Interpreting Results

  • Effect Size: Beyond statistical significance, the strength of the relationship is important. For correlations, the effect size can be understood through the magnitude of the correlation coefficient.

  • Confidence Intervals: Provide a range within which the true value of the parameter lies with a certain level of confidence. For correlations, this helps in understanding the precision of the estimate.

  • p-Value: Indicates the probability that the observed relationship is due to chance. A p-value less than 0.05 is typically considered statistically significant.

Applications

  • Business and Economics: Analyzing the relationship between sales and marketing expenditure, or price and demand.

  • Healthcare: Studying the relationship between patient age and recovery time, or smoking and lung cancer incidence.

  • Social Sciences: Investigating the relationship between education level and income, or social media use and mental health.

Challenges and Consideration

  • Outliers: Can significantly affect the results of bivariate analysis.

  • Non-linearity: Relationships may not always be linear, requiring different analytical techniques.

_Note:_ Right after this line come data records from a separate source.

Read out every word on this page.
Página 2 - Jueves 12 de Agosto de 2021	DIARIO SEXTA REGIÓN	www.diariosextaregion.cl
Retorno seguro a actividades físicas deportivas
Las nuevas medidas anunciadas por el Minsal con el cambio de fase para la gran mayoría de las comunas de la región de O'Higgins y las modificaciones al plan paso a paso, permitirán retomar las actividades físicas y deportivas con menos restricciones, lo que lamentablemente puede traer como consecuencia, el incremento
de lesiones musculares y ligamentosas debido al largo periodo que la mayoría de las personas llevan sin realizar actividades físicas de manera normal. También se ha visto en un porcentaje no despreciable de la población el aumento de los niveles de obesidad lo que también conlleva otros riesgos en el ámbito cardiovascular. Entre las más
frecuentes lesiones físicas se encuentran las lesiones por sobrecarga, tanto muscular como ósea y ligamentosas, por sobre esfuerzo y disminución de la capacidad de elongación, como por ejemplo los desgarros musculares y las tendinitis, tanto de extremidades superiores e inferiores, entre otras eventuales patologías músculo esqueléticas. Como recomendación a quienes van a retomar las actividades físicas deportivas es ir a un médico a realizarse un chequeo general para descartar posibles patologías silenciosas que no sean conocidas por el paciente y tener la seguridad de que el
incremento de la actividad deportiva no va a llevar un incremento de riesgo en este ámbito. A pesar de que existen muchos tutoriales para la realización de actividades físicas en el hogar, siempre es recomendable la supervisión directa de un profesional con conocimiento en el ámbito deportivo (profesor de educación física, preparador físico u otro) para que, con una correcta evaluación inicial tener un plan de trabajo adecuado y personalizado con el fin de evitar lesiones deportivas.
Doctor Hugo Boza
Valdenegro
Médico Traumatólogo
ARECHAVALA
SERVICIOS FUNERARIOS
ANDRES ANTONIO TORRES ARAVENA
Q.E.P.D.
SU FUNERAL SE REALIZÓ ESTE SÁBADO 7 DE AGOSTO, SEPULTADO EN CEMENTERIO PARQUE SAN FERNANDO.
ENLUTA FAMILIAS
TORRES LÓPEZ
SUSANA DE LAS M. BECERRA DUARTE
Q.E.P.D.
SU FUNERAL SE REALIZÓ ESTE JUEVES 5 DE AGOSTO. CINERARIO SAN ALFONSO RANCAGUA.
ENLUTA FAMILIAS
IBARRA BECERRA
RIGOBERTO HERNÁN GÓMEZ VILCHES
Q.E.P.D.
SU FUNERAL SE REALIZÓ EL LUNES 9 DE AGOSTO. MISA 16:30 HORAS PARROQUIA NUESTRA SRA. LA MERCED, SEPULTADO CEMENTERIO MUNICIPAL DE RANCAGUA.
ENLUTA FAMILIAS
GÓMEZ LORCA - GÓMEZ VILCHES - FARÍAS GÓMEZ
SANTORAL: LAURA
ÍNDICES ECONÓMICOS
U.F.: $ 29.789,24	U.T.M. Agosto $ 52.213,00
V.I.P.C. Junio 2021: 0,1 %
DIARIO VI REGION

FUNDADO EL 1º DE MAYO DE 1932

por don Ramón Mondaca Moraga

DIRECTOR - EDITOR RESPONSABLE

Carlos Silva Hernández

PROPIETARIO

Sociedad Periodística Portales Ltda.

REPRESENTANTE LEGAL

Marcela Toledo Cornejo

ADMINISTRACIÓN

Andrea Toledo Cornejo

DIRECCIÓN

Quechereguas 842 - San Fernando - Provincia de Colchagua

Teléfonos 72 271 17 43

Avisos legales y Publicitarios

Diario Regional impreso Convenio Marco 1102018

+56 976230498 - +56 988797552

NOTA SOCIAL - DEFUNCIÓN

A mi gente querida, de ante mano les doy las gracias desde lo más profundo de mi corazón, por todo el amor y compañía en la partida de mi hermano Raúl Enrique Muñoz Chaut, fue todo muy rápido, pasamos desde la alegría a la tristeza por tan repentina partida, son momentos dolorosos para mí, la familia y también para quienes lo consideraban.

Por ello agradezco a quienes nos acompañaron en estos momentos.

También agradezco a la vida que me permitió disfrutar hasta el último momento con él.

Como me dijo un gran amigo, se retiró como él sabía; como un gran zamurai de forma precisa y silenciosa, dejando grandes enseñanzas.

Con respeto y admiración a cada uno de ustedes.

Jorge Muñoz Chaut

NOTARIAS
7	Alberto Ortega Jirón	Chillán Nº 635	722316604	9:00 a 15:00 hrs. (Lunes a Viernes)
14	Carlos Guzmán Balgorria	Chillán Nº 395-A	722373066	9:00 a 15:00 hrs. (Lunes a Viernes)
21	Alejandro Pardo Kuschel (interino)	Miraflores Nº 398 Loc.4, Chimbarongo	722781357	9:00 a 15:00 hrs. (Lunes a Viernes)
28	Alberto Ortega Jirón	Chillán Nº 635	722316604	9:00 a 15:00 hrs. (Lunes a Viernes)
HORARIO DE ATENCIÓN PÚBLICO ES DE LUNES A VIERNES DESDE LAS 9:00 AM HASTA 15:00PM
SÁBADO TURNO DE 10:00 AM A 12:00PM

  • Confounding Variables: Other variables might influence the relationship, requiring multivariate analysis for better understanding.

Ethical Considerations

  • Bias and Fairness: Ensure that the analysis is free from biases. Consider the impact of the findings and avoid reinforcing stereotypes or inequalities.

  • Transparency: Report all methods and findings transparently, including any assumptions, limitations, and the context of the data.